First off, if you have strict message ordering where messages must be processed in strict (FPFP) First Produced First Processed then you're in a bit of a bind because you almost have to drop down to single threaded throughput unless you can devise some form of logical message demarcation (eg. a client number where any given client's messages are always sent to the same queue, but you may have multiple queues each serviced by one thread so each client is effectively FPFP).

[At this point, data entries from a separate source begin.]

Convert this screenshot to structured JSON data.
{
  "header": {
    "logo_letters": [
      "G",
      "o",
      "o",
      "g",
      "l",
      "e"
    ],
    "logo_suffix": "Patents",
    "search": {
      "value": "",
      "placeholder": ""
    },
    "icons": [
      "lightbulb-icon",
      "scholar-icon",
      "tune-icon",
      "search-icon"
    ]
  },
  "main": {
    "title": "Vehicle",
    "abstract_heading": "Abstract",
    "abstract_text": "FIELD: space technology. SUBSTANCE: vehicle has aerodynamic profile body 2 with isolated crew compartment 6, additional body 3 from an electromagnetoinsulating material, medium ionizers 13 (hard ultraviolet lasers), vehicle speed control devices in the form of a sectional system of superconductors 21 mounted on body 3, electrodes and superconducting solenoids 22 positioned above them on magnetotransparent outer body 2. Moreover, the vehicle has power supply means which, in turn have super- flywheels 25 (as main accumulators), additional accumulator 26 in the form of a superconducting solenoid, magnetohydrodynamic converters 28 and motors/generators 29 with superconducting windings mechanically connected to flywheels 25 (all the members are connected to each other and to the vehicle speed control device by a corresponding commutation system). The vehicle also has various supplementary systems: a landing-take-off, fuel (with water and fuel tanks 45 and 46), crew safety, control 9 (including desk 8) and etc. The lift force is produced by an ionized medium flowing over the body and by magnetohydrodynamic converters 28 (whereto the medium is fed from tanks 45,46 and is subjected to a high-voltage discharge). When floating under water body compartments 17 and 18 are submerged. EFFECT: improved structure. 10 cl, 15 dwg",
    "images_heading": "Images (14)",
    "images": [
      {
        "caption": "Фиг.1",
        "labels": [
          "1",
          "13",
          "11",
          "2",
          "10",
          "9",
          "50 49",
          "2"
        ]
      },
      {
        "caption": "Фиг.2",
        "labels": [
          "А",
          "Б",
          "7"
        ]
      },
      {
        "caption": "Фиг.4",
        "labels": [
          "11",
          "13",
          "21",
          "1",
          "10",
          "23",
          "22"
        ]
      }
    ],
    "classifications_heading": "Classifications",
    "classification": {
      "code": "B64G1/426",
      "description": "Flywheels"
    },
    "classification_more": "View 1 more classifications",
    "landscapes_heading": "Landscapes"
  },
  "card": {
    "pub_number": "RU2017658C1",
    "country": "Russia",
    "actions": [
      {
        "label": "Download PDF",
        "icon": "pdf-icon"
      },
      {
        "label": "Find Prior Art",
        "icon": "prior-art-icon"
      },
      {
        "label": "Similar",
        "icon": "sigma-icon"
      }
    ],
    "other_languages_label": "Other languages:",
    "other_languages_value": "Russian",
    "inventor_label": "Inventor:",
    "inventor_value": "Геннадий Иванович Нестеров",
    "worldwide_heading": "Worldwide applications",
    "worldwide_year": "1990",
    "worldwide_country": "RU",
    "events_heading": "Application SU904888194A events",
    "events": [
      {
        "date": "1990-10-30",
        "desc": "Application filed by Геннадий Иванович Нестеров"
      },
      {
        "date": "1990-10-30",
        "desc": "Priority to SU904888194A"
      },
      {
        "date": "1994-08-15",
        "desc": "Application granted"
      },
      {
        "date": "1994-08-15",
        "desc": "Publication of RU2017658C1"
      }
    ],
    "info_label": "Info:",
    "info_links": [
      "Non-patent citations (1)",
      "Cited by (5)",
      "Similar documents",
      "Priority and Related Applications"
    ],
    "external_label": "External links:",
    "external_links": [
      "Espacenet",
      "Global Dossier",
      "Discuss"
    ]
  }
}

Ordering aside, persistence is the next consideration in that if you have reliable and extensive message persistence, (or have a very high tolerance for message loss) just let the producer threads go to town. The messages will queue up reliably and eventually the consumers will [hopefully] catch up. However, if your message persistence message count or simple queue depths can potentially give you the willies when they get too high, here's where a tool might come in useful. If your producer thread count can be dynamically modified (which they can in many Java ThreadPool implementations) then you could sample the queue depths and raise or lower the producer thread count in accordance with the queue depth ranges you define, optionally to the point where if the consumers basically stall, so will the producers. I do not know of a specific tool that does this but between two JBoss servers this is fairly simple to whip up. Picking your queue depth-->producer thread count will be trickier.
Having said all that, I am going to actually read the article you linked to.....
I've got the perfect thing for you: IBM provide a free command line tool called perfharness.
It's aimed at benchmarking JMS providers, i.e. measuring the throughput of queues (single or multiple) given different numbers of producing or consuming threads.
Some features:
Send and consume messages at a fixed rate (msg/s) or at maximum rate possible on the queue
Use a specific number of threads
Use either JMS or native MQ
Can use data either generated randomly or taken from a file
Generates statistics telling you exactly how fast your queue is performing
The only down side is that it's not super intuitive, given the number of operations it supports. And IBM haven't open sourced it, which is a shame. However it sounds perfect for your purposes.